The Tariana and East Tucano peoples are linguistically exogamous and consider fellow speakers of their languages blood relatives. Languages, like tribal identity, are acquired through patrilineal descent and as such are kept strictly separate from one another, with minimal lexical borrowing occurring among them. Traditionally, Indians in the Vaupés region spoke between three and ten other languages, including their mother's tongue and Spanish and/or Portuguese.

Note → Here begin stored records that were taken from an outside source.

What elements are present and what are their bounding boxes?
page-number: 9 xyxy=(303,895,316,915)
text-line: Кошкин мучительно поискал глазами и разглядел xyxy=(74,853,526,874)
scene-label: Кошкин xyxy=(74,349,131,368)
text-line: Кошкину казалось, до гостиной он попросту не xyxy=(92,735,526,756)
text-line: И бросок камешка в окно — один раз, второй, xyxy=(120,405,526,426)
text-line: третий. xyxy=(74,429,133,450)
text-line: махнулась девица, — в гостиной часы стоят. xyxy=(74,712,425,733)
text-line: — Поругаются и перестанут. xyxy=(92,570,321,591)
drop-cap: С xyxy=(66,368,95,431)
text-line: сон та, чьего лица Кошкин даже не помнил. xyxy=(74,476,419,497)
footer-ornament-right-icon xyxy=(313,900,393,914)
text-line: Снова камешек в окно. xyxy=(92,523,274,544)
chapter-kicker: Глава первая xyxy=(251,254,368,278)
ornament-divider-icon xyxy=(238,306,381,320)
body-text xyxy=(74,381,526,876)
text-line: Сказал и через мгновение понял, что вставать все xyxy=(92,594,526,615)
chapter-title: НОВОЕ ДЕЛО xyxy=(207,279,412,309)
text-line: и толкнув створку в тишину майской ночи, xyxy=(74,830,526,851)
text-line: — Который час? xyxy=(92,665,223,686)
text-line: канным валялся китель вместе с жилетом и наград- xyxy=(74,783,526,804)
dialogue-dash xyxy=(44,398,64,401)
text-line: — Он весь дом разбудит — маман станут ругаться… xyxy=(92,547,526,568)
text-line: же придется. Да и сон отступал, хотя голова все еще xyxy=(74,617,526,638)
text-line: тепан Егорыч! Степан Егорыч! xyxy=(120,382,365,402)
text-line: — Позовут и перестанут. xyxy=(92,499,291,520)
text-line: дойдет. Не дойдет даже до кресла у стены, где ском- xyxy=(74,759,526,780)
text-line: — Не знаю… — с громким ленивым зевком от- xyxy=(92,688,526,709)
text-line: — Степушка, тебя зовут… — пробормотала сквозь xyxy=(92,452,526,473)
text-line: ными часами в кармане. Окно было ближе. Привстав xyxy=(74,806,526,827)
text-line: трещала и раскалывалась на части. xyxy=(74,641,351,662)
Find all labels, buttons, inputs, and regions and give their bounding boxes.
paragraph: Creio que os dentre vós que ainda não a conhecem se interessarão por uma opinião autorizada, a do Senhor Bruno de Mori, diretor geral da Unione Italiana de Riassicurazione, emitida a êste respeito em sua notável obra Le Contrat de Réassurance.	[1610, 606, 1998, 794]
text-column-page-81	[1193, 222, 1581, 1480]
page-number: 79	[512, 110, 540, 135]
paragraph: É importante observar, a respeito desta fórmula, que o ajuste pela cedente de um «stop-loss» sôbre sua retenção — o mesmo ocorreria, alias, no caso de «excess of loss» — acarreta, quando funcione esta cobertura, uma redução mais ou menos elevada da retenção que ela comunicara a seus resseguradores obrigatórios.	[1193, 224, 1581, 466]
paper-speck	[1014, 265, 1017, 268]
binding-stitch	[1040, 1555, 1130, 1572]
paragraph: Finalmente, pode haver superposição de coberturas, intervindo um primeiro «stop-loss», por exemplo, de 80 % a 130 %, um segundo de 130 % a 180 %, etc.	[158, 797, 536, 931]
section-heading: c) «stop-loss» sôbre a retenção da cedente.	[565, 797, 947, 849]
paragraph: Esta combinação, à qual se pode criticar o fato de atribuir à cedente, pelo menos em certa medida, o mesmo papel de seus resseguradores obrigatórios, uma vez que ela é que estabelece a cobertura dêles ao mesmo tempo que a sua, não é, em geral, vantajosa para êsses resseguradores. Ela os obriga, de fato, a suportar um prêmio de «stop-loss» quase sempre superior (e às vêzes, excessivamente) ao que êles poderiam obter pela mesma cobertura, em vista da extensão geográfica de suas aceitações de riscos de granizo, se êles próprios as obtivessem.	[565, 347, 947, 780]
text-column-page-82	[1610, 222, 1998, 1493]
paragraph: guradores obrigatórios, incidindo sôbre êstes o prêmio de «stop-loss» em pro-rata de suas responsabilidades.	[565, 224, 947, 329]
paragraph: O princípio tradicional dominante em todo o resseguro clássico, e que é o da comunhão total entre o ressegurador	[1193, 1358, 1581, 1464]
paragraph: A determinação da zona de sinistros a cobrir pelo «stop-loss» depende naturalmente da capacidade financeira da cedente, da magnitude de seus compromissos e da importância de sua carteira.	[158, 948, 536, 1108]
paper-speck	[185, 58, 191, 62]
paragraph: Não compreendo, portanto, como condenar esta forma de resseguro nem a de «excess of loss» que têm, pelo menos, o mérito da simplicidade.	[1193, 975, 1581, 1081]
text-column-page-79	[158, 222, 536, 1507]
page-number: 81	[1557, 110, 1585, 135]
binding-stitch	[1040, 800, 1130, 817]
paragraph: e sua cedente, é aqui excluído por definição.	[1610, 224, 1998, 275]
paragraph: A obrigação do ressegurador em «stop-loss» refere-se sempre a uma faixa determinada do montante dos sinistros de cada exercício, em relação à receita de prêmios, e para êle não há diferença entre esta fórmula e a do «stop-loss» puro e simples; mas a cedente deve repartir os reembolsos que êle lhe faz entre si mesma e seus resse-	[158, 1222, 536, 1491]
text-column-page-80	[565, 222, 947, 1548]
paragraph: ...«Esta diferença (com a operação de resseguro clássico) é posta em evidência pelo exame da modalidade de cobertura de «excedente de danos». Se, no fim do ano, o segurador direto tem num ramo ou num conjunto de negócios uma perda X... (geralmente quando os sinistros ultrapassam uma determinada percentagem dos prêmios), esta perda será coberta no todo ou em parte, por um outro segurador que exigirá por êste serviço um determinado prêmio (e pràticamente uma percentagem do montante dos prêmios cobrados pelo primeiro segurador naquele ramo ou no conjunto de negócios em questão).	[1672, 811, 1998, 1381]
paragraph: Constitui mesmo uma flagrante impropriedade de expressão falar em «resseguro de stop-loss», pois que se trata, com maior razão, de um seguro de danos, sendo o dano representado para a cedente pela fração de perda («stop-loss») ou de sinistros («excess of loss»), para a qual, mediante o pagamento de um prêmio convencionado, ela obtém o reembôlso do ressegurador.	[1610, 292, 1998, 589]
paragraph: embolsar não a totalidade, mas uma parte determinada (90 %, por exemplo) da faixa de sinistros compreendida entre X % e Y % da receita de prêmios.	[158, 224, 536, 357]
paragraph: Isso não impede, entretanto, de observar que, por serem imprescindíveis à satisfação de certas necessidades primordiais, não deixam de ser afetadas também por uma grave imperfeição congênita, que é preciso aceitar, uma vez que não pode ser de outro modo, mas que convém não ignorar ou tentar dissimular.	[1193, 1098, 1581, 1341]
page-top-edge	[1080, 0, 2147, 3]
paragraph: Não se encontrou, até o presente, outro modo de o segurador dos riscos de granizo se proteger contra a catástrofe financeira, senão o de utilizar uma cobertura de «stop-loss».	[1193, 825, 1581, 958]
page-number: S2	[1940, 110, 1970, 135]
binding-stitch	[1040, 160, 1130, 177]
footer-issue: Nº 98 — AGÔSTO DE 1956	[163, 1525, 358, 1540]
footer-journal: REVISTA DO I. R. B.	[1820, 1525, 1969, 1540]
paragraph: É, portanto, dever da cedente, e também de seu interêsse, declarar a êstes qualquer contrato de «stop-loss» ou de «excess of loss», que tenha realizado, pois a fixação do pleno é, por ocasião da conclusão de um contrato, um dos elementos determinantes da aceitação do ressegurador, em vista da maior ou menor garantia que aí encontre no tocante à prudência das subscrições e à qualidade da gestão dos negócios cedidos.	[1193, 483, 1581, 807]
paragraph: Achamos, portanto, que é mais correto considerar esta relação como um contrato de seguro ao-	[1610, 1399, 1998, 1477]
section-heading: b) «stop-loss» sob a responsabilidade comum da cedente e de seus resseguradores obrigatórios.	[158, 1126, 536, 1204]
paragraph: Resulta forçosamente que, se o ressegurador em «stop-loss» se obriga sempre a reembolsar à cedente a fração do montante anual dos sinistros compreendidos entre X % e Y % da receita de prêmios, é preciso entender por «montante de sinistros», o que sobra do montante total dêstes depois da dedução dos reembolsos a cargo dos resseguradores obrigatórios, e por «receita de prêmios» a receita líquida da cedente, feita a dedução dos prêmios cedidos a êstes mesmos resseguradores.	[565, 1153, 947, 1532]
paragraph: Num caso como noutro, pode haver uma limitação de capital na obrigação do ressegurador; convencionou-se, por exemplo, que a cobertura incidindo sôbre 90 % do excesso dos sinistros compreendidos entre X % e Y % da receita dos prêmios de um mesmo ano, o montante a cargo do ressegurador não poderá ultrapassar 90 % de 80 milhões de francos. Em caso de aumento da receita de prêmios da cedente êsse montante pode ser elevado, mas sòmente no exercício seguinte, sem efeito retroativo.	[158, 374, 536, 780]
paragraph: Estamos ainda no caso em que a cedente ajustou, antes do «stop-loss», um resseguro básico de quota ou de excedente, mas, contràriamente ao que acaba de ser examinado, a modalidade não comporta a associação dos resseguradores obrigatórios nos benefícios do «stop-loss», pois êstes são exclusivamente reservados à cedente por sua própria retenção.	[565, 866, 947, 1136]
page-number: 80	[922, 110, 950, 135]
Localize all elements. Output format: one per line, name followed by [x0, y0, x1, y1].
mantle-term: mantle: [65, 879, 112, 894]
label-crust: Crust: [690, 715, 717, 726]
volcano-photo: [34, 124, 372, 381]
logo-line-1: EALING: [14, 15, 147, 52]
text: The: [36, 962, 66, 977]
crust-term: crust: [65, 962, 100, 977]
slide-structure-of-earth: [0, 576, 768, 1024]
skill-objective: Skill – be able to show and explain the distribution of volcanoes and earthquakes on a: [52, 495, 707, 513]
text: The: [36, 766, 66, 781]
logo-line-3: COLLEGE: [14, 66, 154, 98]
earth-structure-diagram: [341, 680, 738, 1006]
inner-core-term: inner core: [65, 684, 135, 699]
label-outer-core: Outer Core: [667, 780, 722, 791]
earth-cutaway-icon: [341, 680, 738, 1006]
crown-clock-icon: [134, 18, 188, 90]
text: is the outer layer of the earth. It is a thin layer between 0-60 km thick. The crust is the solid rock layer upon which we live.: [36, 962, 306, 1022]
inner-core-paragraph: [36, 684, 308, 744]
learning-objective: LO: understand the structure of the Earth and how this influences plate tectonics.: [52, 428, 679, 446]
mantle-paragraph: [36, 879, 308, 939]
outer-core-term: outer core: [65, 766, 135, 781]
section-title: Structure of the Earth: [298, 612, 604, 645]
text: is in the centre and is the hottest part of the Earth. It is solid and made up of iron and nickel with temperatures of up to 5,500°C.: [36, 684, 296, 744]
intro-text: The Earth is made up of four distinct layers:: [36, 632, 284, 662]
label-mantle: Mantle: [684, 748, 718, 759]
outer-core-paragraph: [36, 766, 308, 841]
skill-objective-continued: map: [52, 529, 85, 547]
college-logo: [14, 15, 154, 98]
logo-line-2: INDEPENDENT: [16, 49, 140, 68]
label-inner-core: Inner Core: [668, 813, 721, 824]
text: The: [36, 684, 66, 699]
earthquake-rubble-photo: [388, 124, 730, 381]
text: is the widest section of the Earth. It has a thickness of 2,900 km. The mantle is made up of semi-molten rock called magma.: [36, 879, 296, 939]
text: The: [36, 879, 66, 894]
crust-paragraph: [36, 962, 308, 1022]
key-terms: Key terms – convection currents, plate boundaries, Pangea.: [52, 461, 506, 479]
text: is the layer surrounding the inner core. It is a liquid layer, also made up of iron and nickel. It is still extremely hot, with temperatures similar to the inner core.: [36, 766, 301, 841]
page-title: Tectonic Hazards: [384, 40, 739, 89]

Speakers of Tariana have been switching to the unrelated Tucano language (of the Tucanoan family), which became a lingua franca in the Vaupés region in the late 19th century. Arriving in the region in the 1920s, Salesian missionaries promoted the exclusive use of Tucano among Indians in an effort to convert them. Economic concerns have also led fathers to increasingly leave their families to work for non-Amerindian Brazilians, which has undermined the patrilineal father-child interaction through which Tariana was traditionally acquired. In 1999, efforts were made to teach Tariana as a second language in the secondary school in Iauaretê. Regular classes in Tariana have been offered at the school since 2003.
Research on Tariana, including a grammar book and a Tariana-Portuguese dictionary, has been done by Alexandra Aikhenvald from the La Trobe University, a specialist on the Arawak language family.